History: Fleet Air Arm Museum
Photos: Tony Wilkins
At the start of the Second World War the British Navy was desperately in need of a powerful single seat monoplane fighter. The new American made Grumman F4F-4 Wildcat fighter fitted this requirement. Initially named the Martlet by the Royal Navy they were re-named Wildcats in 1944 to align with combined US and British operations. 1,123 Fleet Air Arm Martlets operated in all theatres of war including Norway, the Mediterranean, North Africa and the Far East. However, Martlets distinguished themselves in the Battle of Atlantic and on Arctic Convoys providing effective fighter support from escort carriers and working effectively with Fairey Swordfish in the hunt for German U Boats. In October 1940 two Martlets of 804 Naval Air Squadron, based on Orkney, forced down a German Junkers 88A that was attempting to bomb the Home Fleet at Scapa Flow. This was the first victory credited to an American Built fighter in British service.

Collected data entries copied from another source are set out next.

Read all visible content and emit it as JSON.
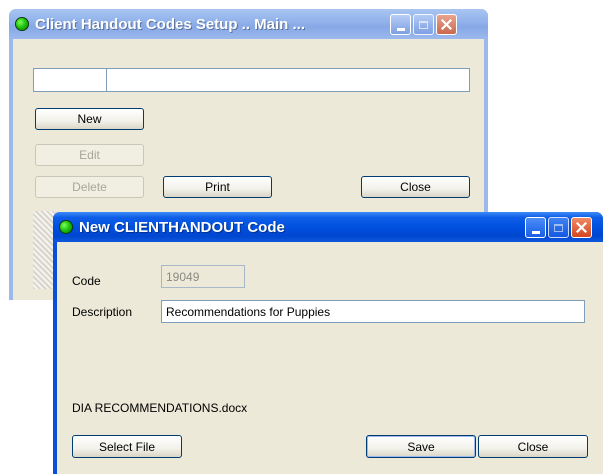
{
  "main_window": {
    "title": "Client Handout Codes Setup .. Main ...",
    "buttons": {
      "new": "New",
      "edit": "Edit",
      "delete": "Delete",
      "print": "Print",
      "close": "Close"
    },
    "filter": {
      "left_value": "",
      "right_value": ""
    }
  },
  "dialog": {
    "title": "New CLIENTHANDOUT Code",
    "code_label": "Code",
    "code_value": "19049",
    "description_label": "Description",
    "description_value": "Recommendations for Puppies",
    "file_name": "DIA RECOMMENDATIONS.docx",
    "buttons": {
      "select_file": "Select File",
      "save": "Save",
      "close": "Close"
    }
  },
  "icons": {
    "status": "green-status-icon",
    "minimize": "minimize-icon",
    "maximize": "maximize-icon",
    "close": "close-icon"
  },
  "colors": {
    "active_title": "#0050e0",
    "inactive_title": "#8fb0ea",
    "window_bg": "#ece9d8",
    "close_red": "#d5461e"
  }
}
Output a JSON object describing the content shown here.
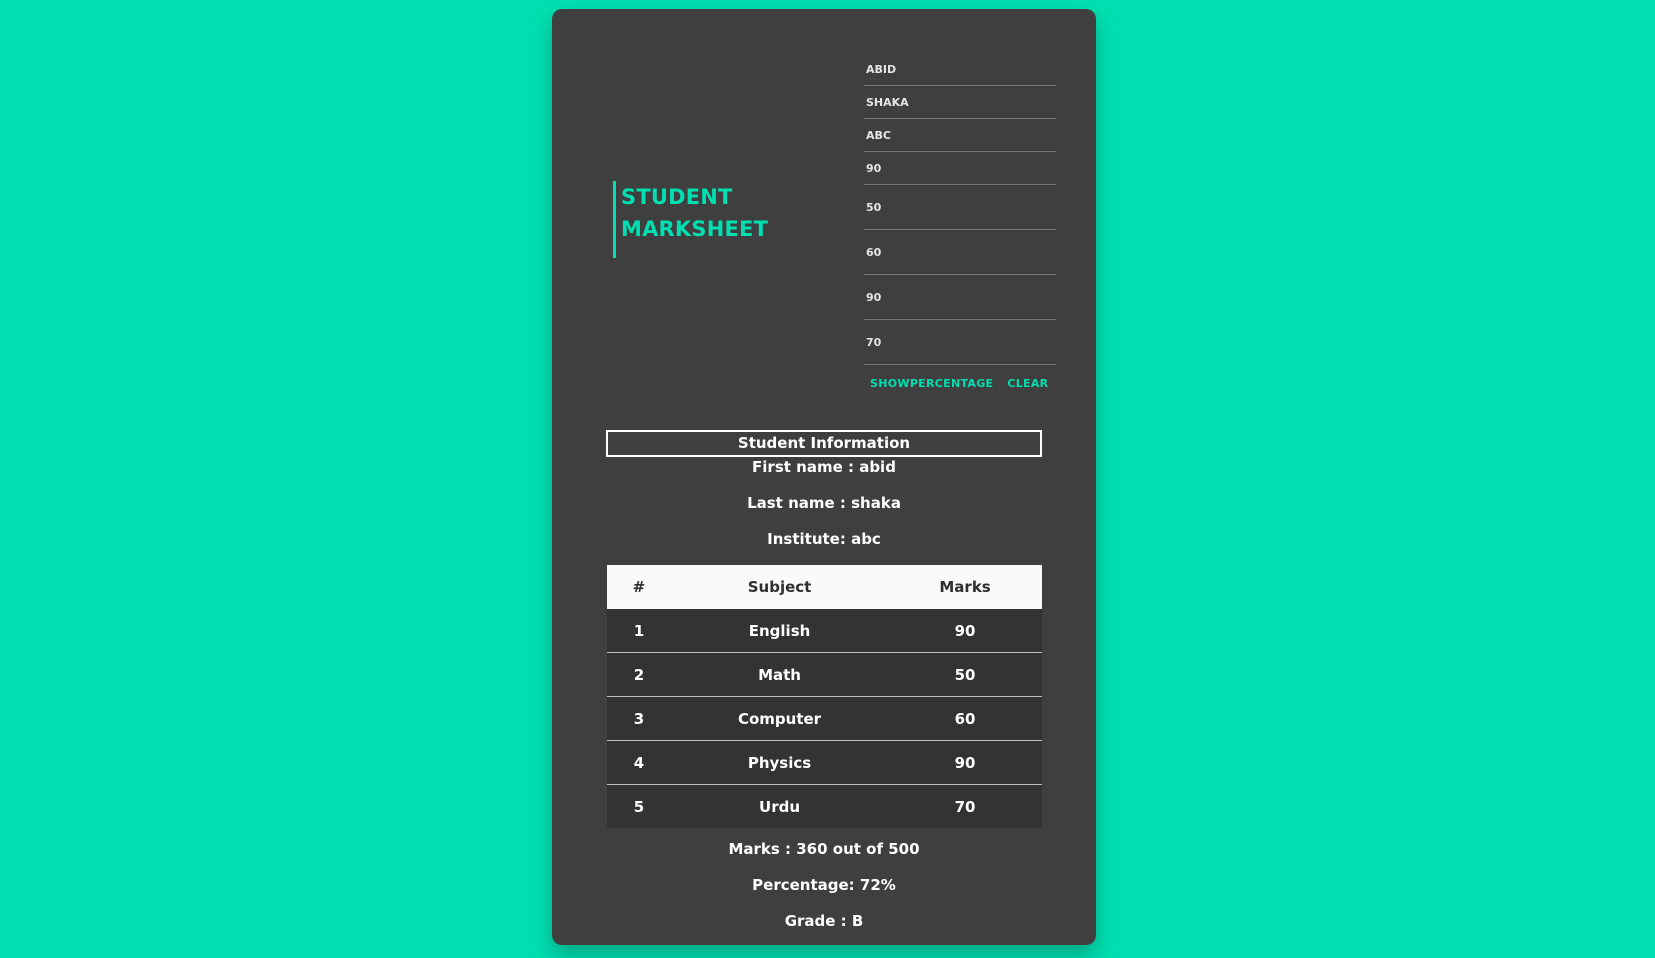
{
  "title": {
    "line1": "STUDENT",
    "line2": "MARKSHEET"
  },
  "form": {
    "first_name": "ABID",
    "last_name": "SHAKA",
    "institute": "ABC",
    "marks": [
      "90",
      "50",
      "60",
      "90",
      "70"
    ],
    "show_percentage_label": "SHOWPERCENTAGE",
    "clear_label": "CLEAR"
  },
  "info": {
    "heading": "Student Information",
    "first_name": "First name : abid",
    "last_name": "Last name : shaka",
    "institute": "Institute: abc"
  },
  "table": {
    "headers": [
      "#",
      "Subject",
      "Marks"
    ],
    "rows": [
      [
        "1",
        "English",
        "90"
      ],
      [
        "2",
        "Math",
        "50"
      ],
      [
        "3",
        "Computer",
        "60"
      ],
      [
        "4",
        "Physics",
        "90"
      ],
      [
        "5",
        "Urdu",
        "70"
      ]
    ]
  },
  "summary": {
    "marks": "Marks : 360 out of 500",
    "percentage": "Percentage: 72%",
    "grade": "Grade : B"
  },
  "colors": {
    "background": "#00dfb1",
    "card": "#3f3f3f",
    "accent": "#00dfb1"
  }
}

Grumman Martlet l, AL246, is the only surviving F4F-4 (G-36A). Originally ordered by the French Navy, these aircraft were diverted to Britain with the fall of France in May 1940. AL246 spent most of its service life in Scotland at Donibristle and Machrihanish. From 1944 it was used as an instructional airframe at Loughborough Aeronautical College and transferred to Yeovilton in the late 1950s.
In English heraldry a Martlet is a stylised bird with small or ineffective legs similar to a House Marten or Swallow. The Martlet aircraft is renowned for having a small and precarious undercarriage that could make take off and landings difficult. Intentionally or not, there is clearly a link between the heraldic bird and the Martlet aircraft.